Phenotype data preprocessing#

This mini-protocol documents the shared post processing step and some utilities to handle molecular phenotype files including imputations.

Miniprotocol Timing#

This represents the total duration for all miniprotocol phases. While module-specific timings are provided separately on their respective pages, they are also included in this overall estimate.

Timing < 12 minutes

Overview#

This workflow is an application of the phenotype related workflows from the xQTL project pipeline.

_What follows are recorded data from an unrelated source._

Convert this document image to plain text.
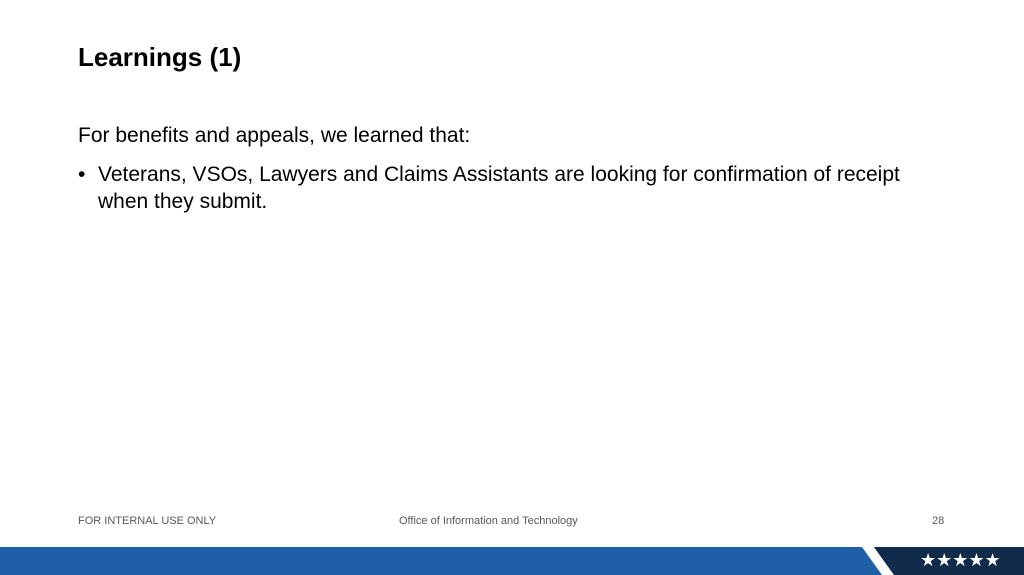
Learnings (1)

For benefits and appeals, we learned that:

• Veterans, VSOs, Lawyers and Claims Assistants are looking for confirmation of receipt when they submit.
FOR INTERNAL USE ONLY	Office of Information and Technology	28
★★★★★
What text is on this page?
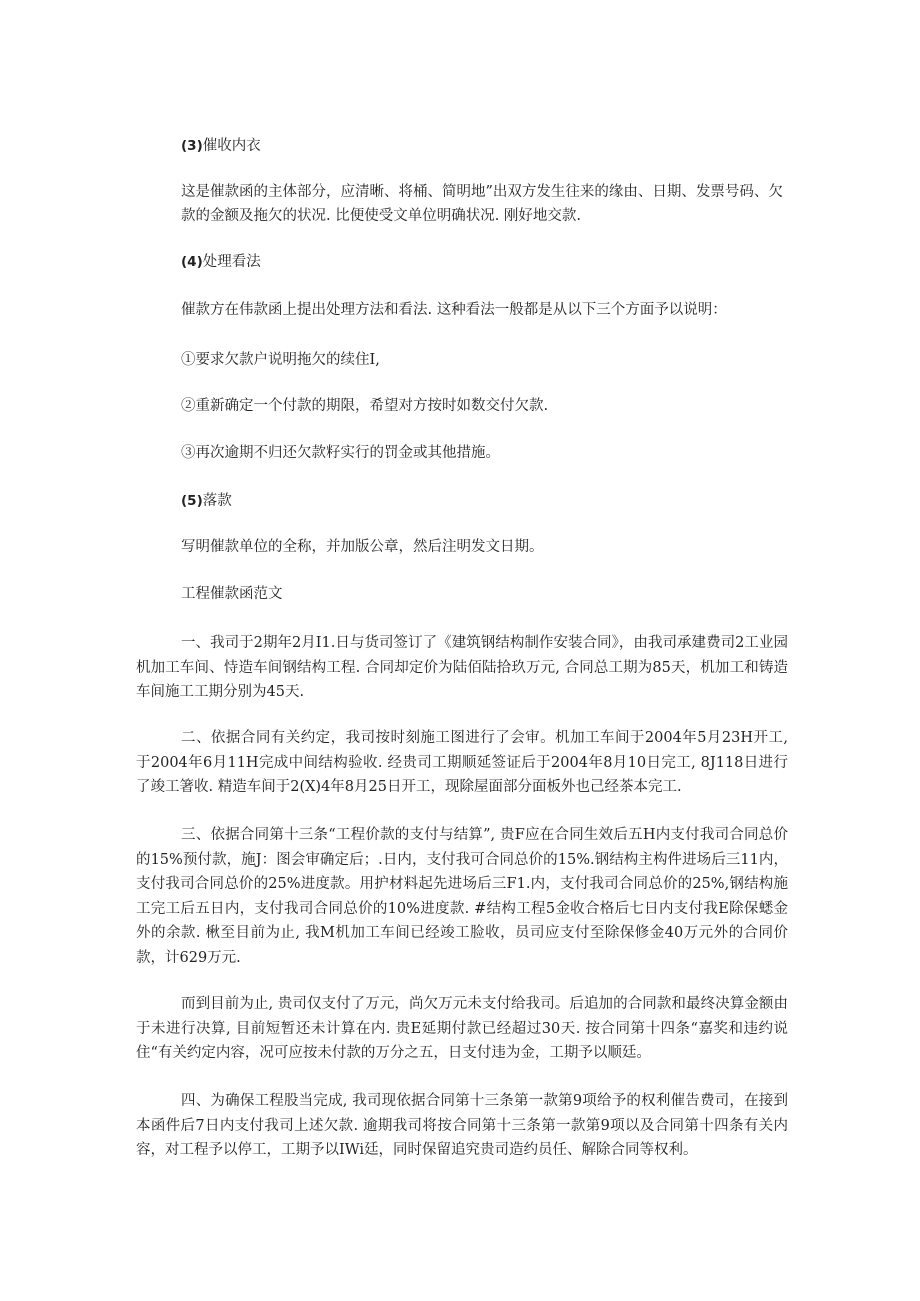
(3)催收内衣

这是催款函的主体部分，应清晰、将桶、简明地”出双方发生往来的缘由、日期、发票号码、欠款的金额及拖欠的状况. 比便使受文单位明确状况. 刚好地交款.

(4)处理看法

催款方在伟款函上提出处理方法和看法. 这种看法一般都是从以下三个方面予以说明：

①要求欠款户说明拖欠的续住I,

②重新确定一个付款的期限，希望对方按时如数交付欠款.

③再次逾期不归还欠款籽实行的罚金或其他措施。

(5)落款

写明催款单位的全称，并加版公章，然后注明发文日期。

工程催款函范文

一、我司于2期年2月I1.日与货司签订了《建筑钢结构制作安装合同》，由我司承建费司2工业园机加工车间、恃造车间钢结构工程. 合同却定价为陆佰陆拾玖万元, 合同总工期为85天，机加工和铸造车间施工工期分别为45天.

二、依据合同有关约定，我司按时刻施工图进行了会审。机加工车间于2004年5月23H开工, 于2004年6月11H完成中间结构验收. 经贵司工期顺延签证后于2004年8月10日完工, 8J118日进行了竣工箸收. 精造车间于2(X)4年8月25日开工，现除屋面部分面板外也己经茶本完工.

三、依据合同第十三条“工程价款的支付与结算”, 贵F应在合同生效后五H内支付我司合同总价的15%预付款，施J：图会审确定后；.日内，支付我可合同总价的15%.钢结构主构件进场后三11内，支付我司合同总价的25%进度款。用护材料起先进场后三F1.内，支付我司合同总价的25%,钢结构施工完工后五日内，支付我司合同总价的10%进度款. #结构工程5金收合格后七日内支付我E除保蟋金外的余款. 楸至目前为止, 我M机加工车间已经竣工脸收，员司应支付至除保修金40万元外的合同价款，计629万元.

而到目前为止, 贵司仅支付了万元，尚欠万元未支付给我司。后追加的合同款和最终决算金额由于未进行决算, 目前短暂还未计算在内. 贵E延期付款已经超过30天. 按合同第十四条“嘉奖和违约说住“有关约定内容，况可应按未付款的万分之五，日支付违为金，工期予以顺廷。

四、为确保工程股当完成, 我司现依据合同第十三条第一款第9项给予的权利催告费司，在接到本函件后7日内支付我司上述欠款. 逾期我司将按合同第十三条第一款第9项以及合同第十四条有关内容，对工程予以停工，工期予以IWi廷，同时保留追究贵司造约员任、解除合同等权利。
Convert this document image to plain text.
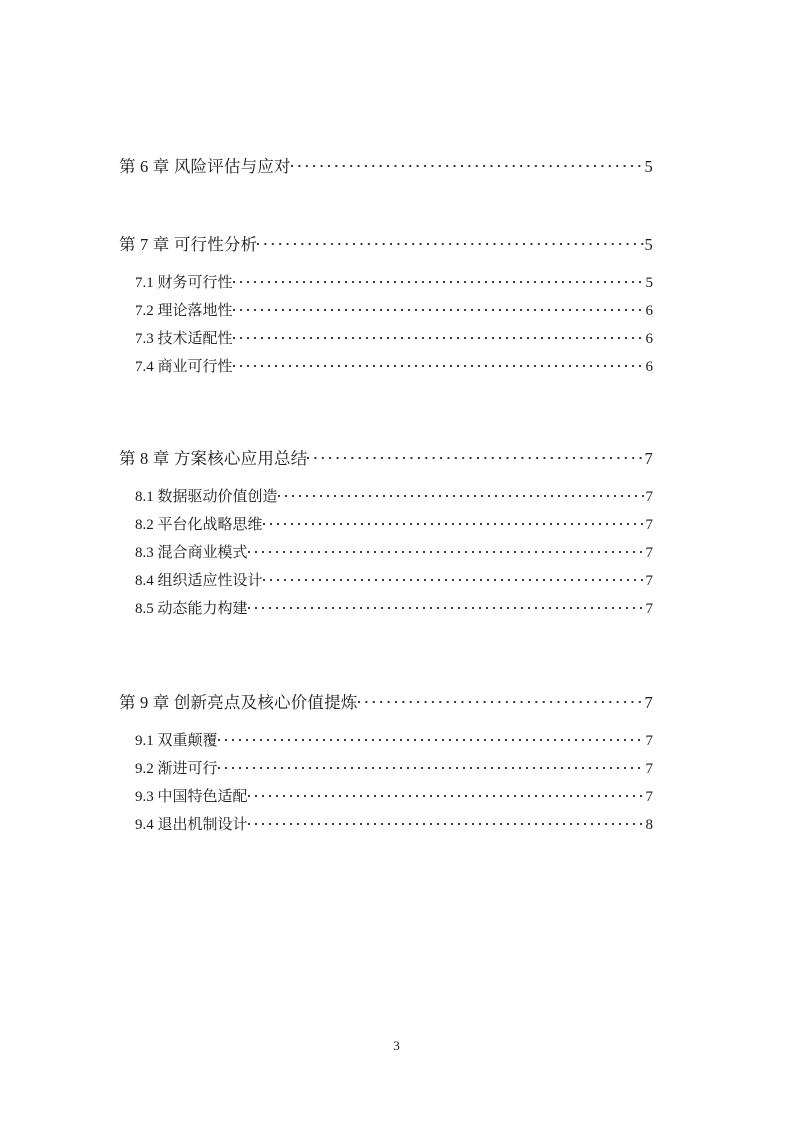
第 6 章 风险评估与应对	5
第 7 章 可行性分析	5
7.1 财务可行性	5
7.2 理论落地性	6
7.3 技术适配性	6
7.4 商业可行性	6
第 8 章 方案核心应用总结	7
8.1 数据驱动价值创造	7
8.2 平台化战略思维	7
8.3 混合商业模式	7
8.4 组织适应性设计	7
8.5 动态能力构建	7
第 9 章 创新亮点及核心价值提炼	7
9.1 双重颠覆	7
9.2 渐进可行	7
9.3 中国特色适配	7
9.4 退出机制设计	8
3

  1. gene_annotation.ipynb (step i): Adds genomic coordinate annotation to gene-level molecular phenotype files and converts them to .bed format

  2. phenotype_imputation.ipynb (step ii): Impute missing entries of molecular phenotype data

  3. phenotype_formatting.ipynb (step iii): Splits each phenotype file by chromosome

Steps#

i. Phenotype Annotation#

This step serves as annote cooresponding chr, start, end, and gene_id to genes in the original phenotype matrix.

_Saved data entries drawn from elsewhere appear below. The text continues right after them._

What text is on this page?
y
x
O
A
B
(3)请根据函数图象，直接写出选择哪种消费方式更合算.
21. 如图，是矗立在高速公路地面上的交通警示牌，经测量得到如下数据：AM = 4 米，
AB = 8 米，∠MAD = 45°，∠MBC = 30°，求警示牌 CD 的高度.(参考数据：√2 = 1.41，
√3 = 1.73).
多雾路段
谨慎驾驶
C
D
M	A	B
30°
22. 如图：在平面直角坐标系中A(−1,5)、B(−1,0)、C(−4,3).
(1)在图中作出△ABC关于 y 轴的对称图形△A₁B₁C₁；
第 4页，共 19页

sos run pipeline/gene_annotation.ipynb annotate_coord \
    --cwd output/rnaseq \
    --phenoFile output/rnaseq/bulk_rnaseq_tmp_matrix.low_expression_filtered.outlier_removed.tmm.expression.bed.gz \
    --coordinate-annotation reference_data/Homo_sapiens.GRCh38.103.chr.reformatted.collapse_only.gene.ERCC.gtf \
    --phenotype-id-column gene_id

ii. Missing Value Imputation#

This step serves as impute the missing entries for molecular phenotype data. This step is optional for eQTL analysis. But for other QTL analysis, this step is necessary. The missing entries are imputed by flashier, a Empirical Bayes Matrix Factorization model.

sos run pipeline/phenotype_imputation.ipynb gEBMF \
    --phenoFile data/protocol_example.protein.bed.gz \
    --cwd output/phenotype/impute_gebmf \
    --no-qc-prior-to-impute 

iii. Partition by Chromosome#

sos run pipeline/phenotype_formatting.ipynb phenotype_by_chrom \
    --cwd output/phenotype/phenotype_by_chrom \
    --phenoFile output/rnaseq/bulk_rnaseq_tmp_matrix.low_expression_filtered.outlier_removed.tmm.expression.bed.bed.gz \
    --name bulk_rnaseq \
    --chrom `for i in {1..22}; do echo chr$i; done`

Anticipated Results#

Phenotype preprocessing should result in a phenotype file formatted and ready for use in TensorQTL.